Come moderatore sono decisioni che spettano a te, non necessiti d'un plebiscito  :Wink: 

[/mode flame]

Aggiungo un altro link utile, che conferma ancor più la spiegazione su date e convenzioni: Unix timeline

----------

## gutter

 *shev wrote:*   

> 
> 
> Come moderatore sono decisioni che spettano a te, non necessiti d'un plebiscito 
> 
> 

 

Naturalmente  :Very Happy: 

Volevo solo dire che se si voleva portare avanti la discussione allora preferivo splittare in caso contrario avrei lascito le cose come stavano. Non volevo demandare la decisione a nessuno volevo solo comprendere se c'era o no interesse a continuare  :Wink: 

----------

## bandreabis

 *randomaze wrote:*   

>  *mouser wrote:*   Hmmm, lo credevo più vecchio!!!!  
> 
> L'inizio dei lavori é databile intorno al 1967.
> 
> Acculturatevi pure 

 

Perchè non in italiano?   :Very Happy: 

Sono qui non per fare il rompiballe, ma per chiedere se il problema del 19 gennaio 2038 esiste ancora.
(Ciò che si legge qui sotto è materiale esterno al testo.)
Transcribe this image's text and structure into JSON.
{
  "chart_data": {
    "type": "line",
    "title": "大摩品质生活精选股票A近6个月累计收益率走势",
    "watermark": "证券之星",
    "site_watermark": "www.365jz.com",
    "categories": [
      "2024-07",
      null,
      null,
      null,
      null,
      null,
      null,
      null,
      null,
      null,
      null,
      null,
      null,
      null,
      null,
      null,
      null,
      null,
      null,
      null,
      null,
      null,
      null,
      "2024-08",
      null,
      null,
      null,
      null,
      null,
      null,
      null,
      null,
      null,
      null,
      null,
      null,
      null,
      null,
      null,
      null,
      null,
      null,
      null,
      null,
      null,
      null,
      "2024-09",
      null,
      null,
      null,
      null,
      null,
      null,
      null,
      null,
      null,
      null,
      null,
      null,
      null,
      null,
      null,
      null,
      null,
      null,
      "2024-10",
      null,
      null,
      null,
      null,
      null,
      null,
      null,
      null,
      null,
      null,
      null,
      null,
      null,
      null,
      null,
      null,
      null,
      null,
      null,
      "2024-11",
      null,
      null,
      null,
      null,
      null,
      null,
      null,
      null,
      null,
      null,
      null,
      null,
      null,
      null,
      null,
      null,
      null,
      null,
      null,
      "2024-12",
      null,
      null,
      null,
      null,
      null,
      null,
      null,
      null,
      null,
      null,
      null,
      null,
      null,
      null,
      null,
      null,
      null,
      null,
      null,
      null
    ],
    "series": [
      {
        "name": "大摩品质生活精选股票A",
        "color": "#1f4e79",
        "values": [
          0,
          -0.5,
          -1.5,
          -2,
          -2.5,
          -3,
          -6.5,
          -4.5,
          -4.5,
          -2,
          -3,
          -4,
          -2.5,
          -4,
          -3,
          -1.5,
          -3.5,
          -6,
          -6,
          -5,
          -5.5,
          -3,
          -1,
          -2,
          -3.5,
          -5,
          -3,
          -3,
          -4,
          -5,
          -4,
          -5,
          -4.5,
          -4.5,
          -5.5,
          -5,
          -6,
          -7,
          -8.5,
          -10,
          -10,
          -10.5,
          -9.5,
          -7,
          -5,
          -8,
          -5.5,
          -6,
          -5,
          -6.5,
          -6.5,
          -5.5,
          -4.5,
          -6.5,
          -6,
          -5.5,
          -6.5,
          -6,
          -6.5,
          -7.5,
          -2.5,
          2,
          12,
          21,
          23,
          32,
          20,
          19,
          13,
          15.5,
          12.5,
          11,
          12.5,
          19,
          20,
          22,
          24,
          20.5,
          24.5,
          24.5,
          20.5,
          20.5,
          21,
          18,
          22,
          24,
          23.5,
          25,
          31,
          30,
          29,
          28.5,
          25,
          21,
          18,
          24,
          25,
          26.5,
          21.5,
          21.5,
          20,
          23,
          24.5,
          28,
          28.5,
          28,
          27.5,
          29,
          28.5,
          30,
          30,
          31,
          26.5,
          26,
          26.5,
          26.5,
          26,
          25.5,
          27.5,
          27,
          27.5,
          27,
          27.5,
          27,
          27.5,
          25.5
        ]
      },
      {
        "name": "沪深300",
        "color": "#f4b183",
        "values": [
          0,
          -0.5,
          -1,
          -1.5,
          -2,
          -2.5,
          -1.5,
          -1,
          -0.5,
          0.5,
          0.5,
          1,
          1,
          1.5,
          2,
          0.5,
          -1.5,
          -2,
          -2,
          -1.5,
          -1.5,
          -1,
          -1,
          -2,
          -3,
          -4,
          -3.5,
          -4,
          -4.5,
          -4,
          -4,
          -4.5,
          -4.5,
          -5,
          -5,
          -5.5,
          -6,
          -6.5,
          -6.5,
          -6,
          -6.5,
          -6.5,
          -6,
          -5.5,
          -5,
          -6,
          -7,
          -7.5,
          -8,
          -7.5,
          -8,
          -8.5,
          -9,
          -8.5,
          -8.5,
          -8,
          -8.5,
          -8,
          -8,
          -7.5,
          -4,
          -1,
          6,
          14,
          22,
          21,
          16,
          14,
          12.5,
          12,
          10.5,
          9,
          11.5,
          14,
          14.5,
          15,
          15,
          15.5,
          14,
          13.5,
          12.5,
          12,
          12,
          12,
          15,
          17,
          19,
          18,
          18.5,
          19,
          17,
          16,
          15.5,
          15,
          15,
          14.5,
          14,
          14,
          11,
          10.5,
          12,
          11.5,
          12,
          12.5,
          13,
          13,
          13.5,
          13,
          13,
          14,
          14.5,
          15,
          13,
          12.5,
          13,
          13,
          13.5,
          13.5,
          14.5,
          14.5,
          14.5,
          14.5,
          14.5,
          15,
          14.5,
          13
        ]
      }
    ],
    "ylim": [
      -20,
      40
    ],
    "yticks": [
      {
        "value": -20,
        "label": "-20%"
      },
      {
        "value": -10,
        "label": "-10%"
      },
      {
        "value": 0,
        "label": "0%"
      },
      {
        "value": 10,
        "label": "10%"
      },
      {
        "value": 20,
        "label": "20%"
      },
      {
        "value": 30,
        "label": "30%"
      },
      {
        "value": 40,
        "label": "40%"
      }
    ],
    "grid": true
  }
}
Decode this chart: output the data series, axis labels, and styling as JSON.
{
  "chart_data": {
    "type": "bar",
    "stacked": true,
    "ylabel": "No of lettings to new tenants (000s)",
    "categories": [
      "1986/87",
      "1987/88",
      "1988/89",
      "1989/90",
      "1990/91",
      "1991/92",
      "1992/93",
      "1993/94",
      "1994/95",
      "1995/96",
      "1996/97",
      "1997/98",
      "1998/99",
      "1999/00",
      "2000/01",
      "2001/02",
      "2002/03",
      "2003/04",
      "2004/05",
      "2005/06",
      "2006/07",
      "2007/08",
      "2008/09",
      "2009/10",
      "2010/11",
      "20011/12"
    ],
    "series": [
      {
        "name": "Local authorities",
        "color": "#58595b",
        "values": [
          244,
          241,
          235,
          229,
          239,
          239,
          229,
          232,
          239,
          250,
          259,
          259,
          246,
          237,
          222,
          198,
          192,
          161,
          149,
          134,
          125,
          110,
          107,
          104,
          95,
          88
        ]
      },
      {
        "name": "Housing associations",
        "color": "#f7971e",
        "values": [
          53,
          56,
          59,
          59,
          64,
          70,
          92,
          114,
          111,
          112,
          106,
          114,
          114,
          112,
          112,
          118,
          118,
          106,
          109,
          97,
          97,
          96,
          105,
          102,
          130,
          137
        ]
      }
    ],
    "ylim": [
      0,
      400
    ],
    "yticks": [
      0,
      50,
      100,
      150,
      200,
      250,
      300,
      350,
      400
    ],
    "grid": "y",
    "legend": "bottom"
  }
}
Mi sta intrippando sta cosa partendo da 'sta notizia (str***ata o meno che sia).

Saluti

Andrea

----------

## randomaze

 *bandreabis wrote:*   

> Sono qui non per fare il rompiballe, ma per chiedere se il problema del 19 gennaio 2038 esiste ancora.

 

Non so, ma dato che:

```
~$ cal 01 2038

    January 2038

Su Mo Tu We Th Fr Sa

                1  2

 3  4  5  6  7  8  9

10 11 12 13 14 15 16

17 18 19 20 21 22 23

24 25 26 27 28 29 30

31
```

il 29 é venerdì... qualcuno si ricorda di mandarmi un pm il 25 così faccio un controllo le macchine?

 *Quote:*   

> Mi sta intrippando sta cosa partendo da 'sta notizia

 

A me sembra una vaccata: lo sanno tutti che l'unica macchina del tempo funzionante ha l'aspetto di una cabina telefonica inglese degli anni '60  :Rolling Eyes: 

----------

## gioi

Dunque in gergo tecnico la data 0h:0mm 1-1-1970 è chiamata Epoch, e lo Unix Time misura appunto i secondi passati "since Epoch".

----------

## djinnZ

 *bandreabis wrote:*   

> Sono qui non per fare il rompiballe, ma per chiedere se il problema del 19 gennaio 2038 esiste ancora.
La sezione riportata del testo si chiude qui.